Many conservatives say these laws are not the best way to reduce poverty. Richard Toikka, chief economist for the Employment Policies Institute, a business-backed research group, praised the earned-income tax credit, saying it did not push up unemployment. But many city officials say tax credits cost a lot of money, while wage laws have less visible, hard-to-measure effects on budgets.
Officials in several cities said their wage laws had had little impact on their budgets. Mimi Turchinetz, the living-wage administrator for Boston, said the cost to the city was minimal, partly because the hourly wage of $9.11 was not much higher than the wages many companies were already paying.
"For the most part, the cost of the contracts was absorbed by the vendors," she said.
In Oakland, Calif., city officials estimate that their law has raised the cost of city contracts by 2 percent a year. Last year, Oakland's law, which requires $9.13 an hour with health benefits and $10.50 without, raised the wages of 230 workers employed by city contractors by a total of $74,500.
In New York City, Mayor Michael R. Bloomberg opposes the bill because it could increase the city's projected $5 billion deficit. His administration says the bill would cost the city $150 million a year, while supporters say it would cost $10 million. In New York, the bill, supported by 45 of the 51 City Council members, would cover 70,000 workers, by some estimates more than all workers covered by the nation's other living-wage laws combined.
Many business executives call these laws an unfair assault on their profits, while other executives give the laws unexpected praise. The loudest cries come from companies in Santa Monica, Calif., where the City Council approved a living-wage law that faces a citywide referendum in November. The proposal would set a wage floor of $10.50 an hour with benefits or $12.25 an hour without for city contractors and hotels and restaurants in the prime coastal zone.

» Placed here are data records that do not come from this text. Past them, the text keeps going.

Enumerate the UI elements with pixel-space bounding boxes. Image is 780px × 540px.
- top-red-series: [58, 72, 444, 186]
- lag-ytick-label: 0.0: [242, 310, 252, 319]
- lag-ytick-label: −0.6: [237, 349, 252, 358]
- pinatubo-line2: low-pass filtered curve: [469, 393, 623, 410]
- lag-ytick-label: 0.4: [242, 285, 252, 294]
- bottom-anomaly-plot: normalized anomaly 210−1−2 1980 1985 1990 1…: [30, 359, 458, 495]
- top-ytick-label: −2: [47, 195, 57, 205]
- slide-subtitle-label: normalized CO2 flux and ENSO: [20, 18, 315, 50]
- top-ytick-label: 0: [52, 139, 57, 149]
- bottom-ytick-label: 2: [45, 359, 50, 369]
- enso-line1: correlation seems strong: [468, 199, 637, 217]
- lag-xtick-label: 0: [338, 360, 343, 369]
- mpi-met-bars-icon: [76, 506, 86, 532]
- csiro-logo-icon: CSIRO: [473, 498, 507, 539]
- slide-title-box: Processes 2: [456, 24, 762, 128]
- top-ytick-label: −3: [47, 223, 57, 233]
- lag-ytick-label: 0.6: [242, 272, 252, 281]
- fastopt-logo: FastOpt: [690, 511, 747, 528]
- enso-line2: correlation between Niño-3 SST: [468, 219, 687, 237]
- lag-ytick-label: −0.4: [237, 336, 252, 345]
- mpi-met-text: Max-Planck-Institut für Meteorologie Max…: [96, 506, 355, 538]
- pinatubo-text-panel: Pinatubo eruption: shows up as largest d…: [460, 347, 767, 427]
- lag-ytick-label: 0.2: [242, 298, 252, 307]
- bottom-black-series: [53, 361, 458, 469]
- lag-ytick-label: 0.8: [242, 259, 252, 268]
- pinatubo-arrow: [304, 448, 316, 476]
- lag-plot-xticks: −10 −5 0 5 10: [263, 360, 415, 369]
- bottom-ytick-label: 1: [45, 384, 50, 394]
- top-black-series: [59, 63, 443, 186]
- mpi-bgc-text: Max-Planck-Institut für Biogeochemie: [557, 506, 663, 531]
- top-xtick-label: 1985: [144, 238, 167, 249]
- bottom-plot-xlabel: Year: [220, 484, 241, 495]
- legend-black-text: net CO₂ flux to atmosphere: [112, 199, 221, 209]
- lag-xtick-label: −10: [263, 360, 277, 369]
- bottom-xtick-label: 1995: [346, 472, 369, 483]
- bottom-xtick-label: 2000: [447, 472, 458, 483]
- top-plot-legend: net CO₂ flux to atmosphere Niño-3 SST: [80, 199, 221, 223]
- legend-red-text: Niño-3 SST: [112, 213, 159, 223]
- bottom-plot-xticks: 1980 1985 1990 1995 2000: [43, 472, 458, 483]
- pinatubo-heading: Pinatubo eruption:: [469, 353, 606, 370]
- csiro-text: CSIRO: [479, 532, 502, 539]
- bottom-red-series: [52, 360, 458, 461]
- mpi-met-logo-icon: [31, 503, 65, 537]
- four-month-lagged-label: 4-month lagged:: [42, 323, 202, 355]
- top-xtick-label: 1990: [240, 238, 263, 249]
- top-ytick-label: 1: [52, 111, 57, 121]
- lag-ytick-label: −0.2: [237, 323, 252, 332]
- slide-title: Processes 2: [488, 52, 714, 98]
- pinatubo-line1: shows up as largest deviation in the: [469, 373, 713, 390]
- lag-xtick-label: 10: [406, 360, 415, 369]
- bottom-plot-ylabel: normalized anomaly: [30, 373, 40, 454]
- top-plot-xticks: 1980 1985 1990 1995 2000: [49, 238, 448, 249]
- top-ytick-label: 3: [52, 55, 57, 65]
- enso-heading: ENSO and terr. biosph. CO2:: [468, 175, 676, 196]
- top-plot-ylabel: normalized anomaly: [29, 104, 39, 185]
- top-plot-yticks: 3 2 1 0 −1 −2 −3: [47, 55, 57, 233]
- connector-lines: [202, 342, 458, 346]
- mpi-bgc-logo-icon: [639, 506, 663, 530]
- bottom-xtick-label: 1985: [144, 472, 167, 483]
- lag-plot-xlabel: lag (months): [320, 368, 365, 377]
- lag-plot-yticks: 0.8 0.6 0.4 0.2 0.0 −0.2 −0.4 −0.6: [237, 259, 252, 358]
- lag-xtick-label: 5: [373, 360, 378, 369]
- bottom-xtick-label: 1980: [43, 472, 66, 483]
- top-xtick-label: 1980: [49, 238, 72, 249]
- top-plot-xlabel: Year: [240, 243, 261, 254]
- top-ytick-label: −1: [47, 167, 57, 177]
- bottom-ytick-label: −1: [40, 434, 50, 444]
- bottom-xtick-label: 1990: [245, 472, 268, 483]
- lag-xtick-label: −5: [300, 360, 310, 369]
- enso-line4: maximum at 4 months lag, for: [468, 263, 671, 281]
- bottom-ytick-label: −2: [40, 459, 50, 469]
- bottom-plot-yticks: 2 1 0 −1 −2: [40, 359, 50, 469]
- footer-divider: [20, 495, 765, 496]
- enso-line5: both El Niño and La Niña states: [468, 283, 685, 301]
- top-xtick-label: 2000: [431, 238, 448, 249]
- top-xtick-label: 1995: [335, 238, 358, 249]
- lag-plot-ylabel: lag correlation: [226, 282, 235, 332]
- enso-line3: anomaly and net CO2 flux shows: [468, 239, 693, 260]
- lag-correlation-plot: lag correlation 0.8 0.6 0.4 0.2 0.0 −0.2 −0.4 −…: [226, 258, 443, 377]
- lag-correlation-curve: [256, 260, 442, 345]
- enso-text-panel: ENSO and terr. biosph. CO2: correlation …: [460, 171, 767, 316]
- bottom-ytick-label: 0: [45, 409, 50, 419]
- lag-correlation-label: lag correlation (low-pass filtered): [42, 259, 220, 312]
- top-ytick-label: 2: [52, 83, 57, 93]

Rick Federico, chairman of a restaurant chain, P. F. Chang's China Bistro, said he might lay off 40 of the 125 employees at his upscale restaurant in Santa Monica if he is forced to give $3-an-hour raises to the many workers who now earn $8. He said he might eliminate several dozen assistant waiters' jobs.
"I estimate that it will cost us $600,000 a year, which would pretty much wipe out our profit margin," Mr. Federico said. "And we won't be able to pass it along through a price increase."
Lynn Kastella, whose firm manages buildings for Tucson, voiced a common criticism of these laws Â? it required her firm to hire a full-time contract compliance officer.
Tom Cheske, vice president of Mr. Janitor in Tucson, faulted the law on another ground: it was causing tension at his firm. His employees who earn $6 an hour cleaning private-sector buildings resent co-workers who earn $8.58 an hour cleaning municipal buildings.
"People are under the impression that if you give somebody more money, they're automatically going to be a better employee," Mr. Cheske said. "That's not the case. They might be happier employees, but we haven't seen any change in performance."
But some have a more positive view. At Pedus Services, a security and janitorial firm in Tucson that has more than 100 people doing work for the city, employee turnover has plunged from 16 percent every two weeks to just 1 percent since the law took effect in 2000, raising hourly pay to $8.58 from $5.25. In addition, overtime costs have dropped sharply.
"You have less people not showing up," said Orlando Duran, Pedus's operations manager. "Before, a lot of people didn't show up some days because they were looking for higher-paying work."
Professor Neumark's study also found that living-wage laws were a boon to municipal labor unions, which have lobbied for these laws. By raising the wage that contractors must pay, he found, these laws make it less tempting for cities to seek to save money by privatizing services.
"These laws really undermine that threat," Professor Neumark said. "As a result, unions representing city workers have greater bargaining power."